The 2020 cereal production, mostly maize, is estimated at about 2 million tonnes, near the previous five‑year average. In the main maize season, an above‑average output was obtained due to excellent yields, reflecting favourable weather conditions. However, some localized crop losses occurred during the minor season in maize producing departments of Izabal, Alta Verapaz, Petén, Santa Rosa and Quiché, due to the passage of two hurricanes in November 2020. According to official estimates, the affected area was reported to be about 50 000 hectares, about 5 percent of the annual sowings. The aggregate maize output in 2020 is estimated at a near‑average level of 1.9 million tonnes. Heavy rains brought by the November hurricanes and consequent flooding, severely affected the main season bean crops.

Cereal import requirements anticipated at high levels in 2020/21 marketing year

Cereal import requirements in the 2020/21 marketing year (July/June) are forecast at an above‑average level of 2.3 million tonnes, with maize imports accounting for two‑thirds. The requirements are anticipated to decline year on year, reflecting large carryover stocks. Cereal import requirements have been increasing steadily over the last decade due to the strong demand for yellow maize by the feed industry, combined with the sustained demand of wheat‑based food products.

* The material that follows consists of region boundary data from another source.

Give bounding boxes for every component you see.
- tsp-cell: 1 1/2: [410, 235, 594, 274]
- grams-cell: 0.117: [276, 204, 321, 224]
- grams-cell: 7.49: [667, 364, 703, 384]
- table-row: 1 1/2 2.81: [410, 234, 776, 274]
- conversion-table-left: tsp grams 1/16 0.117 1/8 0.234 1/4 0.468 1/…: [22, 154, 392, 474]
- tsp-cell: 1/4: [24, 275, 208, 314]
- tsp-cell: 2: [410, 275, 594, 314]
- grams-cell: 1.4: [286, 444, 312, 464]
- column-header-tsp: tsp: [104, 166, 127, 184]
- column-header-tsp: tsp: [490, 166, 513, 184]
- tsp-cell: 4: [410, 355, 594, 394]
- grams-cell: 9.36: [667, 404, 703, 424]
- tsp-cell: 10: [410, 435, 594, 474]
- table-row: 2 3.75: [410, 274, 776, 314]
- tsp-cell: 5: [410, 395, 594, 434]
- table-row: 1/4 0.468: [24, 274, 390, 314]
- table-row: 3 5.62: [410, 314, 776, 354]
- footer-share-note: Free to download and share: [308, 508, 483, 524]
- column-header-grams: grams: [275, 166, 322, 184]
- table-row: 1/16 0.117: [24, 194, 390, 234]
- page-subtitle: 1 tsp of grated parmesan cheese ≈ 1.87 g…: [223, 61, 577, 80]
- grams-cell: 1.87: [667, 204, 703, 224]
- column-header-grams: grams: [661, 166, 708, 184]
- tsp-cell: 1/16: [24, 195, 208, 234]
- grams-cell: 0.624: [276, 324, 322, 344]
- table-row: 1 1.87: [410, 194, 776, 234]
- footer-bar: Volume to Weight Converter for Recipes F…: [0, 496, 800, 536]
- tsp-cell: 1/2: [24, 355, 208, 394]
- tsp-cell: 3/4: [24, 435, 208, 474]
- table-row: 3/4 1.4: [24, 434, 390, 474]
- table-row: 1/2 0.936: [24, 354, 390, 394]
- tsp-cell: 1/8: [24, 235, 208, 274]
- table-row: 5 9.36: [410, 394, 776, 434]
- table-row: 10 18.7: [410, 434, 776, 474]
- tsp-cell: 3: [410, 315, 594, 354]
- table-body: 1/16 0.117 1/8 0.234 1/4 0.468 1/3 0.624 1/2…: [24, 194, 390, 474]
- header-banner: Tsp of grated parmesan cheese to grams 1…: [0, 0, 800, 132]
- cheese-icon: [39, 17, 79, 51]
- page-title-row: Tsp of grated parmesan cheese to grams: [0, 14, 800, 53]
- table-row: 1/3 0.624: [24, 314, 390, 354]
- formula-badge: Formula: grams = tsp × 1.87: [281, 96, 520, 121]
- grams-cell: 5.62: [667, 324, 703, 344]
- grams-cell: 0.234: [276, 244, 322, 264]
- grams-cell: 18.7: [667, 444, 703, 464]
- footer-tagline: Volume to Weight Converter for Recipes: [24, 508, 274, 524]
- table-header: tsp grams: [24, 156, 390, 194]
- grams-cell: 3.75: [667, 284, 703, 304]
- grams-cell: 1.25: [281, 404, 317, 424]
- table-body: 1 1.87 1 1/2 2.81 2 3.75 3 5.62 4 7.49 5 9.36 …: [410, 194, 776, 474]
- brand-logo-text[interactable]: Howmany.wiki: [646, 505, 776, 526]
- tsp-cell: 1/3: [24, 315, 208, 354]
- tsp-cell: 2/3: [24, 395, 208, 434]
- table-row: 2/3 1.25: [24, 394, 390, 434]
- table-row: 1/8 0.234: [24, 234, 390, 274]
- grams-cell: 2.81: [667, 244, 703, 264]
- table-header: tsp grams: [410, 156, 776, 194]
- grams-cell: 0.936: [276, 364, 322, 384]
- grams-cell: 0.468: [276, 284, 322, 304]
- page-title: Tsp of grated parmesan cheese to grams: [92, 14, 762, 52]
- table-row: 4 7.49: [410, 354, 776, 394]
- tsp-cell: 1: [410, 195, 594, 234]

Prices of white maize and black beans increased seasonally in March

Prices of white maize and black beans increased in March 2021 following seasonal trends. While maize prices were about 5 percent lower year on year due to abundant supplies from the 2020 near‑average harvests, prices of beans were 20 percent higher than those a year earlier. The high price level of beans reflects an upsurge in demand amid the COVID‑19 pandemic as well as the adverse impact of the November hurricanes on the main season bean crops. Prices of rice remained stable for the fifth consecutive month in March 2021 and are near their year‑earlier levels, reflecting adequate supplies mostly from imports.

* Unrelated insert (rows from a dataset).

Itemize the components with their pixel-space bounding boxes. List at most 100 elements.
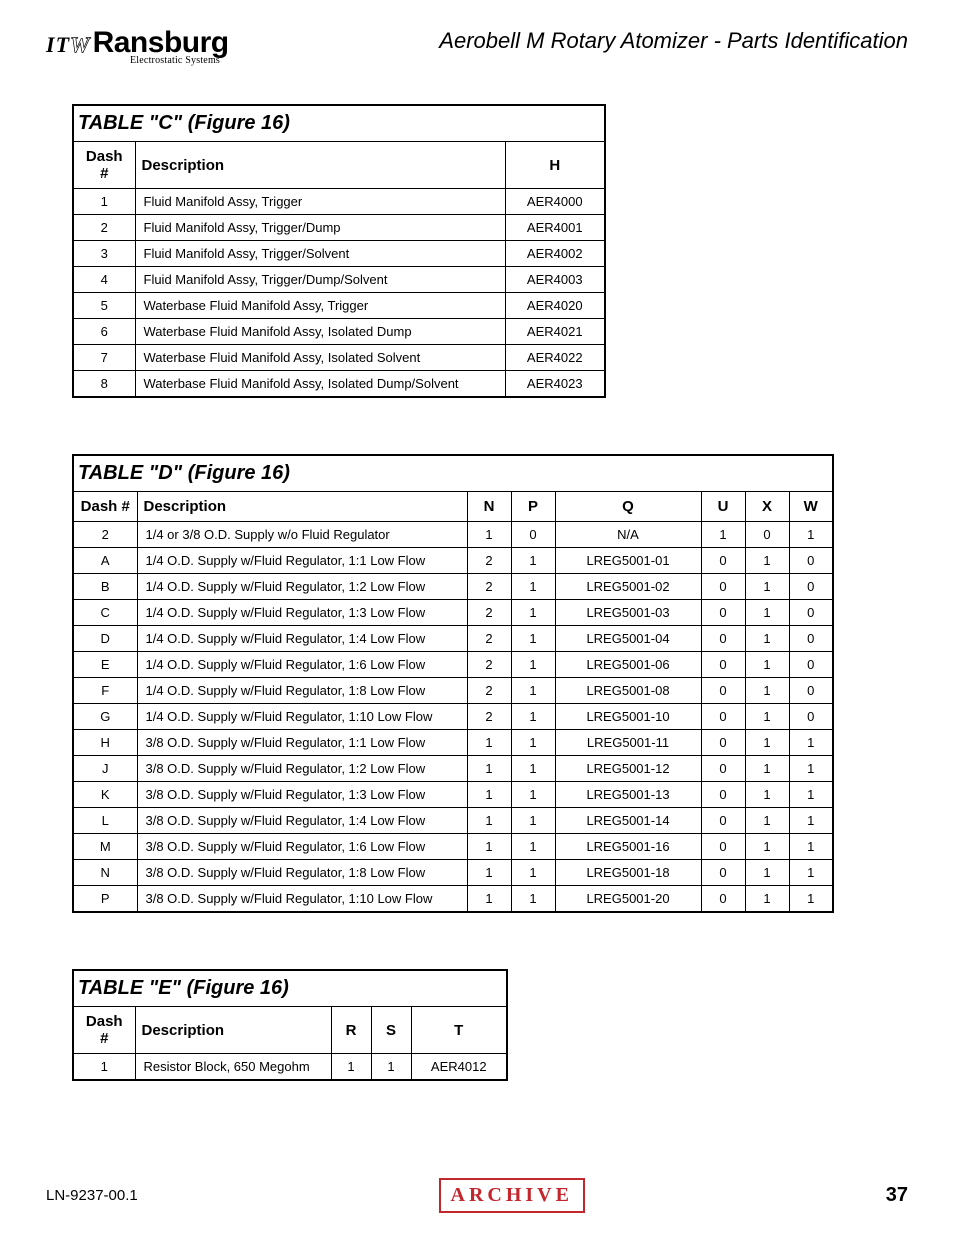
cell-dash: H: [73, 730, 137, 756]
cell-n: 1: [467, 522, 511, 548]
cell-description: 3/8 O.D. Supply w/Fluid Regulator, 1:6 L…: [137, 834, 467, 860]
cell-h: AER4001: [505, 215, 605, 241]
cell-u: 0: [701, 782, 745, 808]
cell-u: 0: [701, 548, 745, 574]
logo-brand-text: Ransburg: [93, 28, 229, 58]
cell-description: 1/4 O.D. Supply w/Fluid Regulator, 1:8 L…: [137, 678, 467, 704]
cell-w: 1: [789, 522, 833, 548]
cell-q: LREG5001-10: [555, 704, 701, 730]
table-row: 6Waterbase Fluid Manifold Assy, Isolated…: [73, 319, 605, 345]
cell-x: 1: [745, 626, 789, 652]
table-c-col-desc: Description: [135, 142, 505, 189]
document-number: LN-9237-00.1: [46, 1187, 138, 1204]
cell-u: 0: [701, 626, 745, 652]
table-row: 3Fluid Manifold Assy, Trigger/SolventAER…: [73, 241, 605, 267]
cell-q: LREG5001-08: [555, 678, 701, 704]
cell-n: 2: [467, 704, 511, 730]
cell-dash: 1: [73, 1054, 135, 1081]
cell-x: 1: [745, 782, 789, 808]
cell-u: 1: [701, 522, 745, 548]
table-e-container: TABLE "E" (Figure 16) Dash # Description…: [72, 969, 908, 1081]
cell-description: Waterbase Fluid Manifold Assy, Isolated …: [135, 319, 505, 345]
cell-p: 1: [511, 834, 555, 860]
cell-description: Waterbase Fluid Manifold Assy, Isolated …: [135, 371, 505, 398]
cell-x: 1: [745, 678, 789, 704]
table-row: 7Waterbase Fluid Manifold Assy, Isolated…: [73, 345, 605, 371]
cell-x: 1: [745, 704, 789, 730]
cell-dash: 2: [73, 522, 137, 548]
cell-p: 1: [511, 860, 555, 886]
cell-r: 1: [331, 1054, 371, 1081]
cell-dash: G: [73, 704, 137, 730]
cell-n: 2: [467, 548, 511, 574]
cell-x: 1: [745, 834, 789, 860]
cell-description: 3/8 O.D. Supply w/Fluid Regulator, 1:3 L…: [137, 782, 467, 808]
table-c-caption: TABLE "C" (Figure 16): [73, 105, 605, 142]
table-d-col-q: Q: [555, 492, 701, 522]
cell-dash: 1: [73, 189, 135, 215]
cell-dash: A: [73, 548, 137, 574]
table-d-col-desc: Description: [137, 492, 467, 522]
cell-description: 3/8 O.D. Supply w/Fluid Regulator, 1:8 L…: [137, 860, 467, 886]
cell-q: LREG5001-20: [555, 886, 701, 913]
cell-n: 2: [467, 626, 511, 652]
table-row: K3/8 O.D. Supply w/Fluid Regulator, 1:3 …: [73, 782, 833, 808]
cell-x: 1: [745, 886, 789, 913]
cell-n: 2: [467, 574, 511, 600]
logo-itw-w: W: [70, 34, 89, 56]
cell-p: 1: [511, 600, 555, 626]
cell-dash: F: [73, 678, 137, 704]
table-row: H3/8 O.D. Supply w/Fluid Regulator, 1:1 …: [73, 730, 833, 756]
cell-n: 1: [467, 834, 511, 860]
cell-description: 3/8 O.D. Supply w/Fluid Regulator, 1:2 L…: [137, 756, 467, 782]
table-d-col-dash: Dash #: [73, 492, 137, 522]
cell-description: Waterbase Fluid Manifold Assy, Trigger: [135, 293, 505, 319]
cell-w: 1: [789, 834, 833, 860]
cell-q: LREG5001-04: [555, 626, 701, 652]
cell-n: 2: [467, 600, 511, 626]
cell-w: 1: [789, 756, 833, 782]
cell-description: 1/4 O.D. Supply w/Fluid Regulator, 1:1 L…: [137, 548, 467, 574]
cell-q: LREG5001-13: [555, 782, 701, 808]
cell-p: 1: [511, 548, 555, 574]
cell-description: 1/4 O.D. Supply w/Fluid Regulator, 1:4 L…: [137, 626, 467, 652]
table-e-caption: TABLE "E" (Figure 16): [73, 970, 507, 1007]
cell-w: 0: [789, 652, 833, 678]
table-e-col-desc: Description: [135, 1007, 331, 1054]
table-row: P3/8 O.D. Supply w/Fluid Regulator, 1:10…: [73, 886, 833, 913]
table-e-col-dash: Dash #: [73, 1007, 135, 1054]
cell-u: 0: [701, 652, 745, 678]
cell-dash: 8: [73, 371, 135, 398]
cell-p: 1: [511, 782, 555, 808]
cell-n: 1: [467, 860, 511, 886]
cell-n: 1: [467, 808, 511, 834]
cell-description: 3/8 O.D. Supply w/Fluid Regulator, 1:10 …: [137, 886, 467, 913]
table-d-caption: TABLE "D" (Figure 16): [73, 455, 833, 492]
cell-x: 0: [745, 522, 789, 548]
table-row: 8Waterbase Fluid Manifold Assy, Isolated…: [73, 371, 605, 398]
table-c-col-dash: Dash #: [73, 142, 135, 189]
table-d-col-x: X: [745, 492, 789, 522]
cell-n: 1: [467, 730, 511, 756]
cell-s: 1: [371, 1054, 411, 1081]
cell-dash: L: [73, 808, 137, 834]
cell-p: 1: [511, 730, 555, 756]
cell-p: 1: [511, 652, 555, 678]
logo-itw-i: I: [46, 34, 54, 56]
table-e: TABLE "E" (Figure 16) Dash # Description…: [72, 969, 508, 1081]
brand-logo: ITW Ransburg Electrostatic Systems: [46, 28, 229, 66]
cell-w: 1: [789, 808, 833, 834]
table-d-col-u: U: [701, 492, 745, 522]
cell-q: LREG5001-16: [555, 834, 701, 860]
cell-u: 0: [701, 860, 745, 886]
cell-h: AER4023: [505, 371, 605, 398]
cell-description: 1/4 O.D. Supply w/Fluid Regulator, 1:10 …: [137, 704, 467, 730]
cell-dash: 5: [73, 293, 135, 319]
cell-w: 1: [789, 782, 833, 808]
cell-description: Fluid Manifold Assy, Trigger/Solvent: [135, 241, 505, 267]
table-d-col-w: W: [789, 492, 833, 522]
cell-dash: E: [73, 652, 137, 678]
cell-u: 0: [701, 704, 745, 730]
cell-x: 1: [745, 652, 789, 678]
cell-dash: N: [73, 860, 137, 886]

Food insecurity situation worsened in late 2020 following livelihood losses caused by hurricanes

According to the latest Integrated Food Security Phase Classification (IPC) analysis, the estimated population in acute food insecurity (classified under IPC Phase 3: “Crisis” or above) is estimated at 3.73 million between November 2020 and March 2021. This is an increase of nearly 1 million people from the projection for the same period, made before the November hurricanes. The worsening of food security conditions is mainly due to crop and livelihood losses caused by the passage of hurricanes in November 2020. Job and income losses as well as low remittances amid the COVID‑19 pandemic have also exacerbated the already fragile food security situation of the country. Under the Programme of Food Support (Programa de Apoyo Alimentario), the Government distributed free staple foods (maize, beans, rice, cooking oil, salt and sugar, etc.) to 319 000 urban families and 265 000 rural families between April and December 2020.